Seeds are a way for plants to reproduce themselves. They contain an embryonic plant and a reserve of food in a protective seed coat. In addition, they have special appendages that help them disperse. Some seeds have hooks and barbs that attach to animal fur or feathers; others have wings for wind dispersal.
They are the reproductive organs of plants
Seeds are fertilized ovules enclosed in a protective covering called a seed coat and a food reserve called endosperm. They are considered the propagating organs of spermatophytes, which include the nonvascular bryophytes (mosses, liverworts and hornworts) and the vascular plants (gymnosperms and angiosperms). Seeds usually have one or two cotyledons. The cotyledons are a source of food for the embryo until it is able to make its own food. Some seeds have appendages that help in dispersal. These include a wing (e.g. pine) or a spindle-like structure (e.g. cotton). A scar (raphe) often remains on the seed coat where it was attached to the funicle and ovary wall (funiculus or ostrum). The micropyle, the small pore that opened during the fertilization of the megagametophyte, is also usually preserved as a small opening in the seed coat.

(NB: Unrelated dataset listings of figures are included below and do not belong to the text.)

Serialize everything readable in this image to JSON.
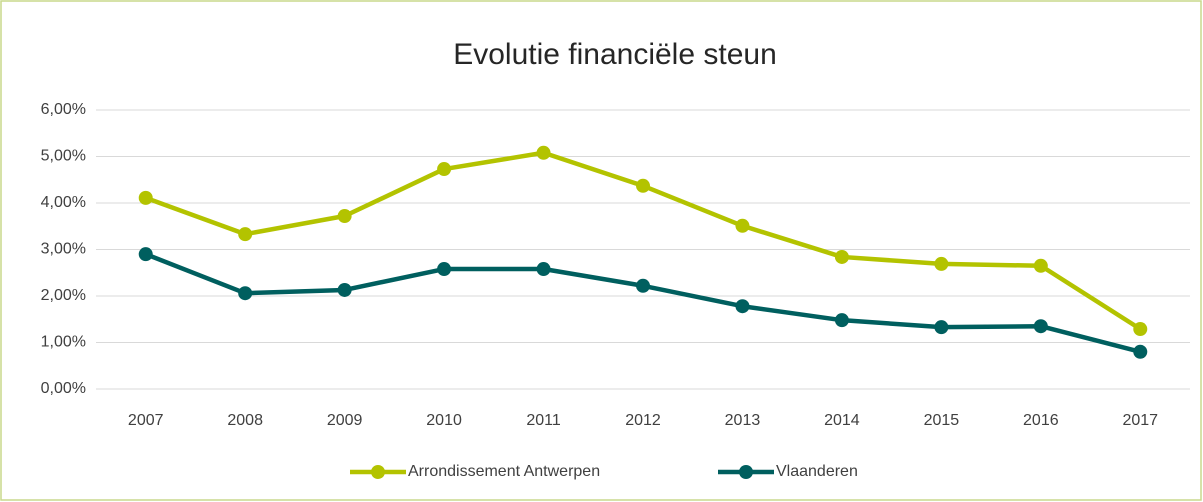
{
  "chart_data": {
    "type": "line",
    "title": "Evolutie financiële steun",
    "categories": [
      "2007",
      "2008",
      "2009",
      "2010",
      "2011",
      "2012",
      "2013",
      "2014",
      "2015",
      "2016",
      "2017"
    ],
    "series": [
      {
        "name": "Arrondissement Antwerpen",
        "color": "#b3c300",
        "values": [
          4.11,
          3.33,
          3.72,
          4.73,
          5.08,
          4.37,
          3.51,
          2.84,
          2.69,
          2.65,
          1.29
        ]
      },
      {
        "name": "Vlaanderen",
        "color": "#005f5f",
        "values": [
          2.9,
          2.06,
          2.13,
          2.58,
          2.58,
          2.22,
          1.78,
          1.48,
          1.33,
          1.35,
          0.8
        ]
      }
    ],
    "ylim": [
      0,
      6
    ],
    "yticks": [
      {
        "value": 0,
        "label": "0,00%"
      },
      {
        "value": 1,
        "label": "1,00%"
      },
      {
        "value": 2,
        "label": "2,00%"
      },
      {
        "value": 3,
        "label": "3,00%"
      },
      {
        "value": 4,
        "label": "4,00%"
      },
      {
        "value": 5,
        "label": "5,00%"
      },
      {
        "value": 6,
        "label": "6,00%"
      }
    ],
    "grid": true,
    "legend": "bottom"
  }
}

The seeds of many flowering plants are surrounded by fruits, the mature ripened ovaries of flowers. Flowers are modified leaves and they produce a fruit to contain one or many seeds. The haploid male gametes, pollen, are produced by the anther in the androecium of the flower, and the haploid female gametes, eggs, are formed in the gynoecium.
They are a source of food
Seeds are the primary source of many foods including grains, legumes, nuts, and cocoa. They also provide essential oils and are a rich source of vitamins, minerals, and fats. Seeds are also used to propagate crops like cereals, forest trees, turfgrasses, and pasture grasses. Seeds can be harvested from plants that have ripened and fallen, or they can be collected from wild plants. Various seed fibers are also extracted from seeds such as cotton, flax, and kapok. Oils from linseed, rapeseed, and castor beans are also derived from seeds.
Seeds are a great source of protein, healthy fats, and fibre. They are also low in saturated fats and high in monounsaturated fats, which help reduce cholesterol. However, they are also a rich source of calories and should be eaten in small quantities. Many seeds also contain vitamin A, which is necessary for eye health. They can be eaten raw or added to salads and soups.

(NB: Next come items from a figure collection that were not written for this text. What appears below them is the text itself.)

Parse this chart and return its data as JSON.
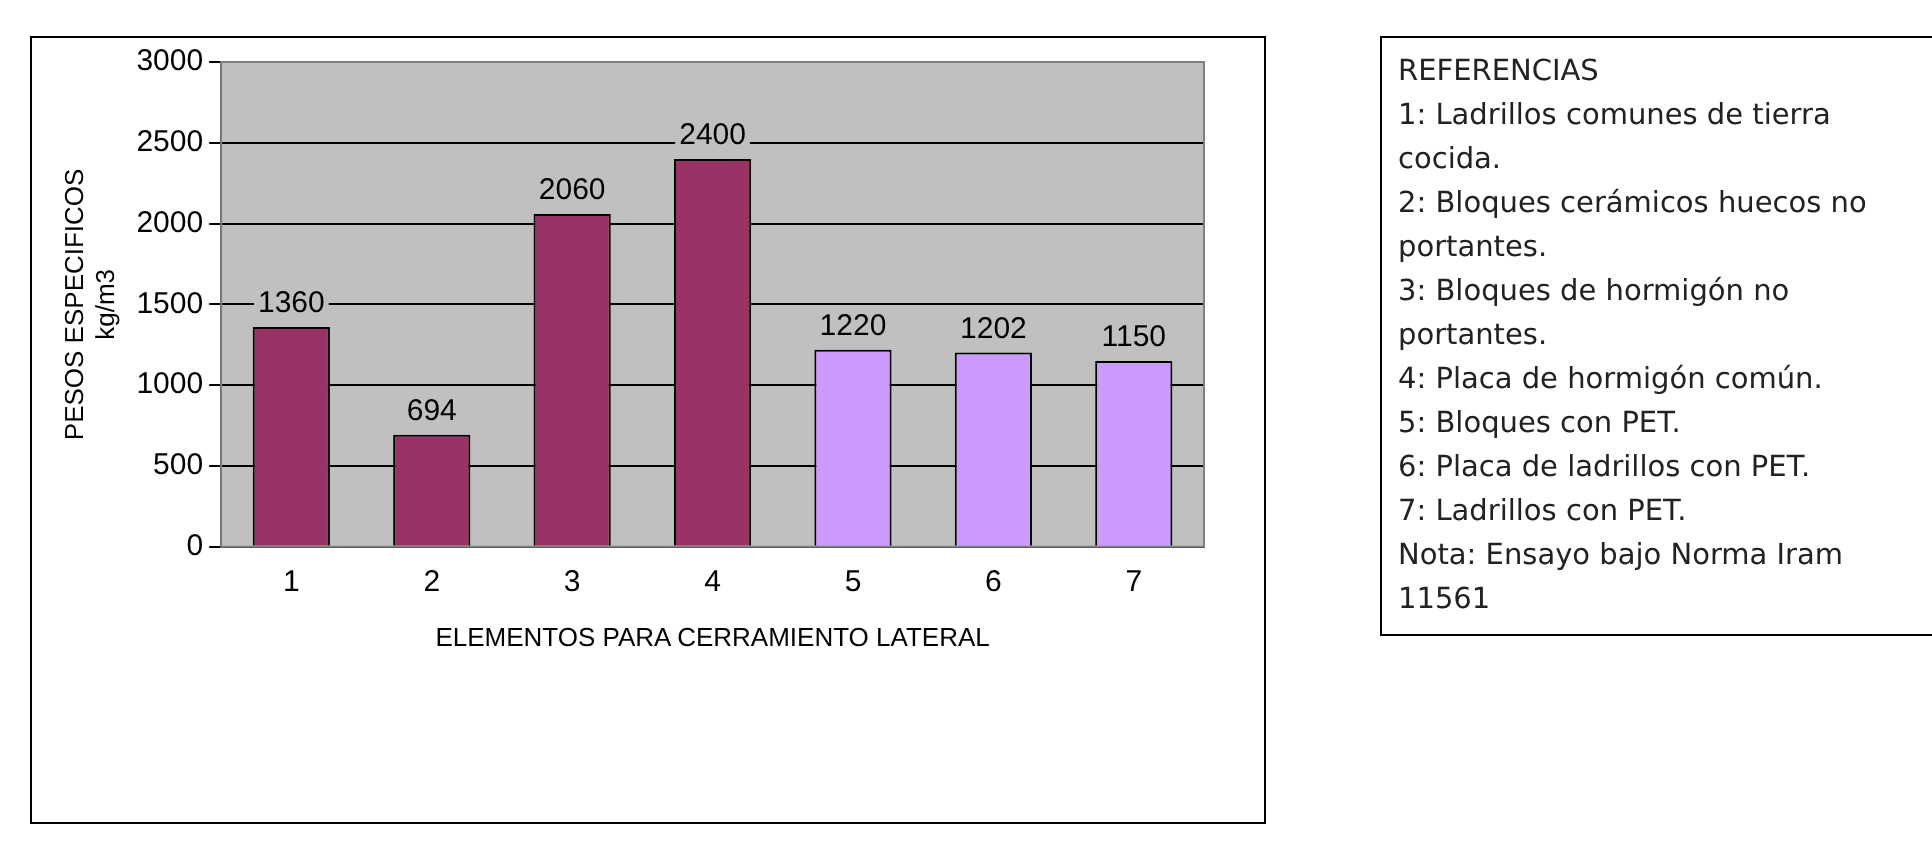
{
  "chart_data": {
    "type": "bar",
    "xlabel": "ELEMENTOS PARA CERRAMIENTO LATERAL",
    "ylabel": "PESOS ESPECIFICOS\nkg/m3",
    "categories": [
      "1",
      "2",
      "3",
      "4",
      "5",
      "6",
      "7"
    ],
    "values": [
      1360,
      694,
      2060,
      2400,
      1220,
      1202,
      1150
    ],
    "colors": [
      "#993366",
      "#993366",
      "#993366",
      "#993366",
      "#cc99ff",
      "#cc99ff",
      "#cc99ff"
    ],
    "ylim": [
      0,
      3000
    ],
    "yticks": [
      0,
      500,
      1000,
      1500,
      2000,
      2500,
      3000
    ],
    "grid": "y",
    "legend": false,
    "data_labels": true,
    "annotations": [
      "REFERENCIAS",
      "1: Ladrillos comunes de tierra cocida.",
      "2: Bloques cerámicos huecos no portantes.",
      "3: Bloques de hormigón no portantes.",
      "4: Placa de hormigón común.",
      "5: Bloques con PET.",
      "6: Placa de ladrillos con PET.",
      "7: Ladrillos con PET.",
      "Nota: Ensayo bajo Norma Iram 11561"
    ]
  }
}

They are a resource for farmers and gardeners
Seeds provide a number of benefits to farmers and gardeners. They contain nutrients for the embryo inside, are a means of plant reproduction and distribution, and help plants adapt to changing conditions. They also play a role in natural selection, and serve as a link between two generations of plants.

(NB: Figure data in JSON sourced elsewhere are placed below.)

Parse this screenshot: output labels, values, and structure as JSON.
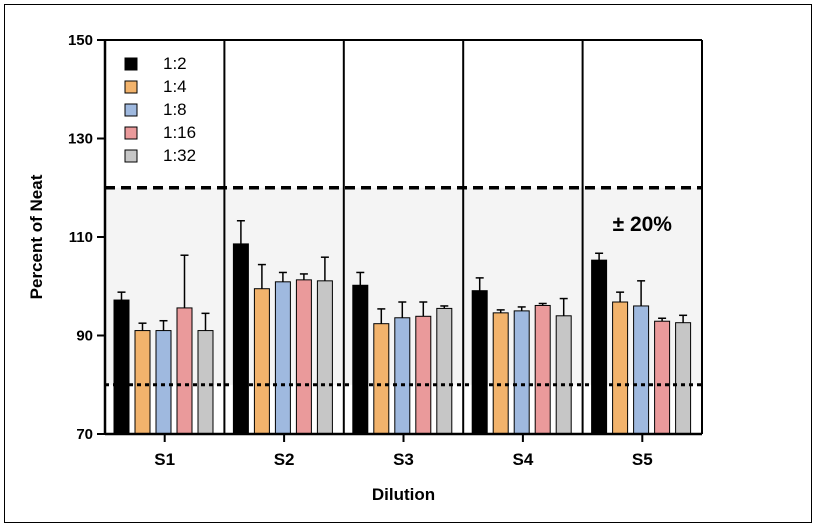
{
  "chart_data": {
    "type": "bar",
    "xlabel": "Dilution",
    "ylabel": "Percent of Neat",
    "ylim": [
      70,
      150
    ],
    "yticks": [
      70,
      90,
      110,
      130,
      150
    ],
    "categories": [
      "S1",
      "S2",
      "S3",
      "S4",
      "S5"
    ],
    "series": [
      {
        "name": "1:2",
        "color": "#000000",
        "values": [
          97.2,
          108.6,
          100.2,
          99.1,
          105.3
        ],
        "errors": [
          1.6,
          4.7,
          2.6,
          2.6,
          1.4
        ]
      },
      {
        "name": "1:4",
        "color": "#f2b36c",
        "values": [
          91.0,
          99.5,
          92.4,
          94.6,
          96.8
        ],
        "errors": [
          1.5,
          4.9,
          3.0,
          0.6,
          2.0
        ]
      },
      {
        "name": "1:8",
        "color": "#9fb9df",
        "values": [
          91.0,
          100.9,
          93.6,
          95.0,
          96.0
        ],
        "errors": [
          2.0,
          1.9,
          3.2,
          0.8,
          5.1
        ]
      },
      {
        "name": "1:16",
        "color": "#ea9a9b",
        "values": [
          95.6,
          101.3,
          93.9,
          96.1,
          92.9
        ],
        "errors": [
          10.7,
          1.2,
          2.9,
          0.4,
          0.6
        ]
      },
      {
        "name": "1:32",
        "color": "#c6c6c6",
        "values": [
          91.0,
          101.1,
          95.5,
          94.0,
          92.6
        ],
        "errors": [
          3.5,
          4.8,
          0.5,
          3.5,
          1.5
        ]
      }
    ],
    "reference_lines": [
      {
        "value": 120,
        "style": "dashed"
      },
      {
        "value": 80,
        "style": "dotted"
      }
    ],
    "shaded_band": [
      80,
      120
    ],
    "annotation": "± 20%",
    "legend_position": "top-left"
  }
}
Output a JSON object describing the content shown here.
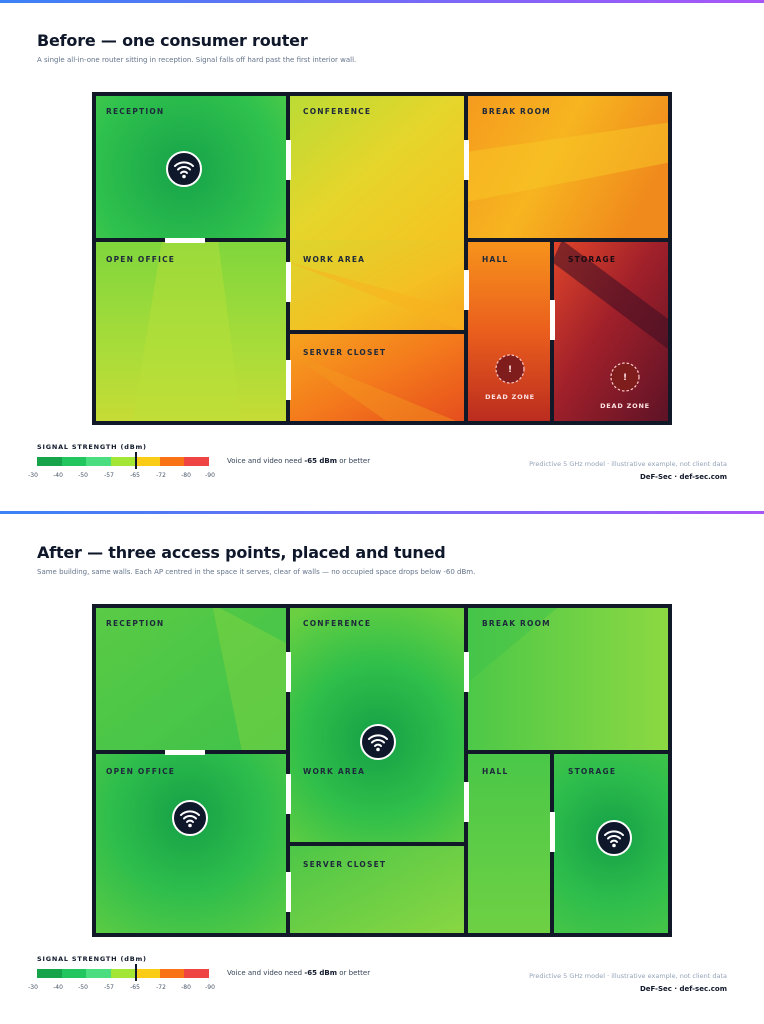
{
  "colors": {
    "accent_start": "#3b82f6",
    "accent_end": "#a855f7",
    "wall": "#111827",
    "door": "#ffffff",
    "ap_fill": "#0f172a",
    "dead_zone": "#7f1d1d"
  },
  "panels": [
    {
      "id": "before",
      "title": "Before — one consumer router",
      "subtitle": "A single all-in-one router sitting in reception. Signal falls off hard past the first interior wall.",
      "rooms": [
        {
          "key": "reception",
          "label": "RECEPTION"
        },
        {
          "key": "conference",
          "label": "CONFERENCE"
        },
        {
          "key": "break_room",
          "label": "BREAK ROOM"
        },
        {
          "key": "open_office",
          "label": "OPEN OFFICE"
        },
        {
          "key": "work_area",
          "label": "WORK AREA"
        },
        {
          "key": "hall",
          "label": "HALL"
        },
        {
          "key": "storage",
          "label": "STORAGE"
        },
        {
          "key": "server_closet",
          "label": "SERVER CLOSET"
        }
      ],
      "access_points": [
        {
          "room": "reception",
          "icon": "wifi-icon"
        }
      ],
      "dead_zones": [
        {
          "room": "hall",
          "label": "DEAD ZONE",
          "icon": "warning-icon"
        },
        {
          "room": "storage",
          "label": "DEAD ZONE",
          "icon": "warning-icon"
        }
      ]
    },
    {
      "id": "after",
      "title": "After — three access points, placed and tuned",
      "subtitle": "Same building, same walls. Each AP centred in the space it serves, clear of walls — no occupied space drops below -60 dBm.",
      "rooms": [
        {
          "key": "reception",
          "label": "RECEPTION"
        },
        {
          "key": "conference",
          "label": "CONFERENCE"
        },
        {
          "key": "break_room",
          "label": "BREAK ROOM"
        },
        {
          "key": "open_office",
          "label": "OPEN OFFICE"
        },
        {
          "key": "work_area",
          "label": "WORK AREA"
        },
        {
          "key": "hall",
          "label": "HALL"
        },
        {
          "key": "storage",
          "label": "STORAGE"
        },
        {
          "key": "server_closet",
          "label": "SERVER CLOSET"
        }
      ],
      "access_points": [
        {
          "room": "conference",
          "icon": "wifi-icon"
        },
        {
          "room": "open_office",
          "icon": "wifi-icon"
        },
        {
          "room": "storage",
          "icon": "wifi-icon"
        }
      ],
      "dead_zones": []
    }
  ],
  "legend": {
    "title": "SIGNAL STRENGTH (dBm)",
    "ticks": [
      "-30",
      "-40",
      "-50",
      "-57",
      "-65",
      "-72",
      "-80",
      "-90"
    ],
    "colors": [
      "#16a34a",
      "#22c55e",
      "#4ade80",
      "#a3e635",
      "#facc15",
      "#f97316",
      "#ef4444",
      "#dc2626"
    ],
    "threshold": "-65",
    "note_prefix": "Voice and video need ",
    "note_strong": "-65 dBm",
    "note_suffix": " or better"
  },
  "footer": {
    "model_note": "Predictive 5 GHz model · illustrative example, not client data",
    "brand": "DeF-Sec · def-sec.com"
  }
}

Seed saving involves collecting and storing seeds from a crop for future use. It’s an important part of the sustainable food movement and is closely linked to the food sovereignty and food justice movements. Many gardeners use the seed-saving process to avoid purchasing seeds from large commercial seed companies.
When selecting seeds, it’s important to keep in mind that seed quality and viability depends on storage temperature and humidity levels. Keeping seeds in cool, dry conditions will improve their longevity and viability. Seeds stored in mason jars or buckets should be labeled with the name of the variety and the date of harvest. It’s also a good idea to put the seeds in a fridge for added protection.
They are a source of genetic diversity
Seeds are a source of genetic diversity that can help address some of the world’s most pressing challenges, including hunger and biodiversity loss. They can also be used for conservation purposes. However, the genetic diversity available from seeds has rarely been reported.
In addition to being a rich source of genetic diversity, seeds provide a better start than spores for a new plant. This is because they usually contain larger food reserves and multicellularity, and they are able to be dispersed. In contrast, spores are limited in size and may not be able to withstand harsh conditions.
The genetic diversity of seeds has only been assessed in a small number of species, most of which are crop varieties. This limits meaningful assessments against conservation targets. For instance, the genetic representation of seeds of non-endospermic dicotyledons (such as phaseolus vulgaris) is only known to be high if they are stored at cold temperatures for a long period of time.